Have you looked at http://code.google.com/p/cutadapt/ Features - Gapped alignment with mismatches and indels, that is, errors in the adapter are tolerated - Finds adapters both in the 5' and 3' ends of reads - Accepts FASTQ, FASTA or .csfasta and .qual files (for AB SOLiD data) - Any input or output file can be gzip-compressed - Outputs FASTA or FASTQ - Trims color space reads correctly - Optionally removes primer base in color space data - Can produce MAQ- or BWA-compatible output only had the chance to play around with this for a while. but looks promising! On Thu, Feb 3, 2011 at 7:54 PM, Peter Cock <p.j.a.cock@googlemail.com>wrote:
Hi all,
I'm currently working with some 454 data where the sample was amplified with selective primers, and therefore the reads need a little processing to remove the primer sequences before assembly or mapping (something that sff_extract cleverly spots and warns the user about when doing an SFF to FASTA/FASTQ conversion).

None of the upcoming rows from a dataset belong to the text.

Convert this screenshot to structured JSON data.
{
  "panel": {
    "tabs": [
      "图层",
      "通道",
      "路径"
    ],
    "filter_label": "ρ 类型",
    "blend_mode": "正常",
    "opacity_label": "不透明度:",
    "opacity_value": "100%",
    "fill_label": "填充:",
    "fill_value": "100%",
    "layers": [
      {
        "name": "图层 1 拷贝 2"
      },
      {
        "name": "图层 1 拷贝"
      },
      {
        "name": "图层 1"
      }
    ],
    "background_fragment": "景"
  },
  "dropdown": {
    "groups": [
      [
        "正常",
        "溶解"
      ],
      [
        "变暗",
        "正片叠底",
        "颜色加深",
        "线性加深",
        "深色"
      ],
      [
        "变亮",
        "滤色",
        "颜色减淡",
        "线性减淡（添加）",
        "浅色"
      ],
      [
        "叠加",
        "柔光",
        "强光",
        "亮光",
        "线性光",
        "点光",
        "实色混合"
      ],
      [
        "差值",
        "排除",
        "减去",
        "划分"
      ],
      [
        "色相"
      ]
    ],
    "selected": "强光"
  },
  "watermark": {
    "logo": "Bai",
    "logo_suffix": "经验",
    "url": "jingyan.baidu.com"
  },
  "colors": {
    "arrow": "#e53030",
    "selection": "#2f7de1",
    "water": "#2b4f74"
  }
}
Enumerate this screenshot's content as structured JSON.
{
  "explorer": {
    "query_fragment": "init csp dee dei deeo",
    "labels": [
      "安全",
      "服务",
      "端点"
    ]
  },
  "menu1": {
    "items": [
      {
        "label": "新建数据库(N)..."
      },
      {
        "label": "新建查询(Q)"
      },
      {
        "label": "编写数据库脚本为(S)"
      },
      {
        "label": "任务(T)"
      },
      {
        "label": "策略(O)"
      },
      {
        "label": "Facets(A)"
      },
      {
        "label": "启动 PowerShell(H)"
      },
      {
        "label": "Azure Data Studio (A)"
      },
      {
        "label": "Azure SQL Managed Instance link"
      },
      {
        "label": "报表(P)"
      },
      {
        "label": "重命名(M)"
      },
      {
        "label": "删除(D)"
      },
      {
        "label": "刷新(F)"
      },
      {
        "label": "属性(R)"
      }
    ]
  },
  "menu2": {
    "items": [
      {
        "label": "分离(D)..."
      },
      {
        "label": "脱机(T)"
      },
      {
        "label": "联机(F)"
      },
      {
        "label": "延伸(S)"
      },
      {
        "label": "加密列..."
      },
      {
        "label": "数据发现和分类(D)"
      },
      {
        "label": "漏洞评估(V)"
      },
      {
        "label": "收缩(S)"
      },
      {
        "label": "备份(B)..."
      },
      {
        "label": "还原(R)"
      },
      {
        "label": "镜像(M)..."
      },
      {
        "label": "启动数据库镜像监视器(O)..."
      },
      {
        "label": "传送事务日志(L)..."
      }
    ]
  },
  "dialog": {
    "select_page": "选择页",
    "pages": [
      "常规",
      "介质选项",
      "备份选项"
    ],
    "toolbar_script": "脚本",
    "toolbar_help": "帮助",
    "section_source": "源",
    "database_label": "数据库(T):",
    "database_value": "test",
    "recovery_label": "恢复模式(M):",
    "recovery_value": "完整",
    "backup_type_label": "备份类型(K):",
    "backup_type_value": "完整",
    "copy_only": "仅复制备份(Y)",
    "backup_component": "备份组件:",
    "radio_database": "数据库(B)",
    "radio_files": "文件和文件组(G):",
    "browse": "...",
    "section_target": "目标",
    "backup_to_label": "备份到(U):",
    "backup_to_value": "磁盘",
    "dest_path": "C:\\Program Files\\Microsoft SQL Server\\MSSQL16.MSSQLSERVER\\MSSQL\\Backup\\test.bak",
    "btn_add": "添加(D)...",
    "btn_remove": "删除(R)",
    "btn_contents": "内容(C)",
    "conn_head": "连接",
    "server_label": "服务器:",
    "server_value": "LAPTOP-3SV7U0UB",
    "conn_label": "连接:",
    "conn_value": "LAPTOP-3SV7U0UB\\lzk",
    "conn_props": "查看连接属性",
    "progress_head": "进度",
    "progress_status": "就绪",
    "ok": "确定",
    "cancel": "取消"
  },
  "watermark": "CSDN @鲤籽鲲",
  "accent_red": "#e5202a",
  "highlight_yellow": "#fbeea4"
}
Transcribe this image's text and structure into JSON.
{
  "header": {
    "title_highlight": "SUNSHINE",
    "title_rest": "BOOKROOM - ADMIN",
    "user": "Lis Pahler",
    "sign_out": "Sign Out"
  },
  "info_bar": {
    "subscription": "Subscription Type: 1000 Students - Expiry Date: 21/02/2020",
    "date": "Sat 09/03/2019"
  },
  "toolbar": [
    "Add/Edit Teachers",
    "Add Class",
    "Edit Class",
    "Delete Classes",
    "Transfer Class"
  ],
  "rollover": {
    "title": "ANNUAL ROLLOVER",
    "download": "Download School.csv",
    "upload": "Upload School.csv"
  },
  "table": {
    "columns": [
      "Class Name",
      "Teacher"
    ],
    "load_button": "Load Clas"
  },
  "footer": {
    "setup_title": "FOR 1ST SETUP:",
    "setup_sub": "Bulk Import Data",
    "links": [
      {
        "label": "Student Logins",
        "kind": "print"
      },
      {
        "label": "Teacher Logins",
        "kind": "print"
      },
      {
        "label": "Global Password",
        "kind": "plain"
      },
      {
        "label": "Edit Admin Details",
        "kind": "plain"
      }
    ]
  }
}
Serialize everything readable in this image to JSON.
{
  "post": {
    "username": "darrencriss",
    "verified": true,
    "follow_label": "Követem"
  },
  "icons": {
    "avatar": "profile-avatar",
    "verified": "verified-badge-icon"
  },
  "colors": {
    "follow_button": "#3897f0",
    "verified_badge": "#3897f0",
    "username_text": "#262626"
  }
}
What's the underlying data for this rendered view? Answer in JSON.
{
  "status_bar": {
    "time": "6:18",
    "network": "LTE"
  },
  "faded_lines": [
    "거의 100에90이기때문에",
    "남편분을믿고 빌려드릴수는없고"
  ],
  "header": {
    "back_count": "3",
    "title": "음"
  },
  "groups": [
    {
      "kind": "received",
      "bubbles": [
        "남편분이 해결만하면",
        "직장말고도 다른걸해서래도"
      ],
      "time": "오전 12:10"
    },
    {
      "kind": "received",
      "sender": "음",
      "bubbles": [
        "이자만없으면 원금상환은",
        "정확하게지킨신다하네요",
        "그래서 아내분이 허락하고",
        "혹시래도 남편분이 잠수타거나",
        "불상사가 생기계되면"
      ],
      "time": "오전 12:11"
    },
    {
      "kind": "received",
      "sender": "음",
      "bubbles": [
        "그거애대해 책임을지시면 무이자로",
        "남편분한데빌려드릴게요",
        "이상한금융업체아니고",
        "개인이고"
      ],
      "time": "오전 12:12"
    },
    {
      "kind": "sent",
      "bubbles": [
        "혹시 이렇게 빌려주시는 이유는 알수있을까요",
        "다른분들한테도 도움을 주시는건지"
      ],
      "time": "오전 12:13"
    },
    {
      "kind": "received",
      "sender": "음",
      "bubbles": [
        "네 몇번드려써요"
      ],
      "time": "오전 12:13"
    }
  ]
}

The actual processing I want to do is very similar to spotting and removing barcodes or adapters - except that PRC primers are often degenerate, i.e. have an N in them representing the fact it is a pool of primers covering A, C, G and T at that point, and primers may come in pairs.
Looking over the provided tools in Galaxy, the only relevant ones I saw are as follows:
emboss_5/emboss_primersearch.xml - the text output does not look helpful for trimming my sequences - nothing else in Galaxy uses this format, does it?